According to the opinion Herring released Thursday, March 21, lawmakers’ actions in 2012 showed “clear legislative intent to empower the CTB to rename transportation facilities that were originally named by the General Assembly.”

“Accordingly, it is my opinion that the Commonwealth Transportation Board may change the name of those portions of Jefferson Davis Highway located in Arlington County, provided that its Board of Supervisors adopts a resolution requesting the renaming,” the opinion said.

The designation of Jefferson Davis Highway began almost a century ago. In 1922, the United Daughters of the Confederacy asked that a Southern transcontinental highway be named to honor Davis, who was a senator from the state of Mississippi before becoming the first and only president of the Confederacy.

The Virginia General Assembly’s response was to name Highway 1 as the Jefferson Davis Highway, stretching from Washington, D.C., to the North Carolina line. Today, Jefferson Davis Highway also can go by other names, such as U.S. Route 1 and Route 18.

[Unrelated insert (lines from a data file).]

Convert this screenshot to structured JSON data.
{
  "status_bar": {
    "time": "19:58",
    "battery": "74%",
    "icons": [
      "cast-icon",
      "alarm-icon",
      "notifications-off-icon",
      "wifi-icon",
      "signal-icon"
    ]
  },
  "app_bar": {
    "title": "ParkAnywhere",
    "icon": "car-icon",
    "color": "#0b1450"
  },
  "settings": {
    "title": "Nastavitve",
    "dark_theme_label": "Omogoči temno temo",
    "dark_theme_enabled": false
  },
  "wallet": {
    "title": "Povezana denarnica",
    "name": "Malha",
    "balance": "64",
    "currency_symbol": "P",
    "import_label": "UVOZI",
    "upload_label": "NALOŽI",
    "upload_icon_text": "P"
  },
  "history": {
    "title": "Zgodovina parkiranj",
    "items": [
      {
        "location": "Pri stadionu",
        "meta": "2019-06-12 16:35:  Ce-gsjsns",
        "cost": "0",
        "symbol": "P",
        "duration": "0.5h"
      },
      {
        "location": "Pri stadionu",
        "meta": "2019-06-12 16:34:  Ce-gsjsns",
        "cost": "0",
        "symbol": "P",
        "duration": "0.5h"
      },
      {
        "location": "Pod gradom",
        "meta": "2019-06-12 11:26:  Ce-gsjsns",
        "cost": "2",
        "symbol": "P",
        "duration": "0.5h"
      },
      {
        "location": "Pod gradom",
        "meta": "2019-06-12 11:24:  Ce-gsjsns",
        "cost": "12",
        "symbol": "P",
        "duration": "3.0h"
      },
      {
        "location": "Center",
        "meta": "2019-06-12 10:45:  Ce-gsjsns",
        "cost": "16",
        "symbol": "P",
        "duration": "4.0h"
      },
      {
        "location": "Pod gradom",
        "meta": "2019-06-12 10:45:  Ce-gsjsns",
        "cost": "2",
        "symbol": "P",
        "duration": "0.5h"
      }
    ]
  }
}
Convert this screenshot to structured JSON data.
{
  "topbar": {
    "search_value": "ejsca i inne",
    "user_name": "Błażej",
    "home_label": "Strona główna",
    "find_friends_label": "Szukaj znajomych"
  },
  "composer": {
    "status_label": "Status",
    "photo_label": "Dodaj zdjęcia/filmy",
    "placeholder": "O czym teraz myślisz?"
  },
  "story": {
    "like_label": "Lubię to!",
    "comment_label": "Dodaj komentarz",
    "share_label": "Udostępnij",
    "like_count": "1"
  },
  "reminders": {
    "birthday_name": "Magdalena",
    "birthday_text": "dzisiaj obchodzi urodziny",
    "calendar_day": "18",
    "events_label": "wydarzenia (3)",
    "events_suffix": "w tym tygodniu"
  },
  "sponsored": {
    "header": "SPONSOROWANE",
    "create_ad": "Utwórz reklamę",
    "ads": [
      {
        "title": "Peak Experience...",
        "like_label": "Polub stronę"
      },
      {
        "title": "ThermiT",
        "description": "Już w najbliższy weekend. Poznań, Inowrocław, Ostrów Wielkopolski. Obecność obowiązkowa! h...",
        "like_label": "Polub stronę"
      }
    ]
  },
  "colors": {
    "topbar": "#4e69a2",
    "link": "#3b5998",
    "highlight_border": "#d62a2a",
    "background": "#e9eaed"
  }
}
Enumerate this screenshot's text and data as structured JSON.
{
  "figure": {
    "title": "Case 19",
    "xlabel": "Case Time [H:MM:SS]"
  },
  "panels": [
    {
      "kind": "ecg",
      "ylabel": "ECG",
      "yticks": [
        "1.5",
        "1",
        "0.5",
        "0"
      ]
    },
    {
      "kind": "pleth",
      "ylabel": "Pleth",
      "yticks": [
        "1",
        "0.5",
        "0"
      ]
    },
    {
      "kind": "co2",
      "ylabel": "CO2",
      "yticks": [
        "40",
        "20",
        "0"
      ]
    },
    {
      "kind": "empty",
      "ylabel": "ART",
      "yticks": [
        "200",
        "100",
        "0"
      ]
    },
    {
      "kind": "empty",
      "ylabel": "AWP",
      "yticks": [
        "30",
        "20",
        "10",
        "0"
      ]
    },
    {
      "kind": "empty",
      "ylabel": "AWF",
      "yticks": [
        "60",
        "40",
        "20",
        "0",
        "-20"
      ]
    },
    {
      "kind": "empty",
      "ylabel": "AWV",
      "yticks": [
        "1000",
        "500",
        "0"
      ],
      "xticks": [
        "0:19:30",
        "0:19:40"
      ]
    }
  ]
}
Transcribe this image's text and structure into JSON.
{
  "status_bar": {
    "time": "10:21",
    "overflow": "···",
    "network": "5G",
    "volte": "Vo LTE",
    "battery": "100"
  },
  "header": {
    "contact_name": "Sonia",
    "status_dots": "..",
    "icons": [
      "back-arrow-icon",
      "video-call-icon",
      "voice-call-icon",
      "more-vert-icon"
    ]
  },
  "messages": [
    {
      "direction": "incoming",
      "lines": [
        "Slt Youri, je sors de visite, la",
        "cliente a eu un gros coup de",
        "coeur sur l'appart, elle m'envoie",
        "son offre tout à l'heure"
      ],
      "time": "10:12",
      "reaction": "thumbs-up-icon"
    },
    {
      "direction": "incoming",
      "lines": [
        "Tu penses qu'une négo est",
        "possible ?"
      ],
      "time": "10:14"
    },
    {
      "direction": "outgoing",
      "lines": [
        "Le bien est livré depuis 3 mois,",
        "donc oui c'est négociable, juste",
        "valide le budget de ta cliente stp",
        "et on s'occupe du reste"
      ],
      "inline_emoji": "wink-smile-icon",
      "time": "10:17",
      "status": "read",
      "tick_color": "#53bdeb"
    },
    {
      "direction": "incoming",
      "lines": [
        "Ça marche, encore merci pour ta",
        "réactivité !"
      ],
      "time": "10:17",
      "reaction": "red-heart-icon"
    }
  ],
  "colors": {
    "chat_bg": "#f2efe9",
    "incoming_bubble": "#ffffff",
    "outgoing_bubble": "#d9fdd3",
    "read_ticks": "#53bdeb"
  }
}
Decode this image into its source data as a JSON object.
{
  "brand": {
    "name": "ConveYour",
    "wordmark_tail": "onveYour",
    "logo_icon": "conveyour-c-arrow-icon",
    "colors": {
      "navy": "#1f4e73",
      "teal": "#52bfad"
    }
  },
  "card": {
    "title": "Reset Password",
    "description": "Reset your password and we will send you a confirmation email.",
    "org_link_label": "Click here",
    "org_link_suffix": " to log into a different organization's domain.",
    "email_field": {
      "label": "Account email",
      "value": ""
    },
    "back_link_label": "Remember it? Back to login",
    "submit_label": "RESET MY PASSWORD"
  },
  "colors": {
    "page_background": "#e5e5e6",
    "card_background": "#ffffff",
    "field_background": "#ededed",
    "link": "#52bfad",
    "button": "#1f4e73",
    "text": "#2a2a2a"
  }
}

Some people want to keep the name as Jefferson Davis Highway. More than 600 people signed an online petition saying renaming the road would be “a slap in the face to U.S. soldiers as a whole and should not be permitted to happen.” However, more than 4,300 signed a petition supporting the name change.

Levine said Arlington County supervisors could ask for the name change this month — and then the request would go to the Commonwealth Transportation Board.

“If all goes well, Arlington street signs could be changed as early as this summer,” he said.

Levine said times have changed since the United Daughters of the Confederacy sought to honor Davis and preserve his legacy.

“It’s 2019. It is not 1865, nor 1922, nor even 1953,” Levine said. “We live in a post-Charlottesville time. And the vast majority of Northern Virginia no longer wants to honor the Confederacy or the racist legacy of Jefferson Davis.”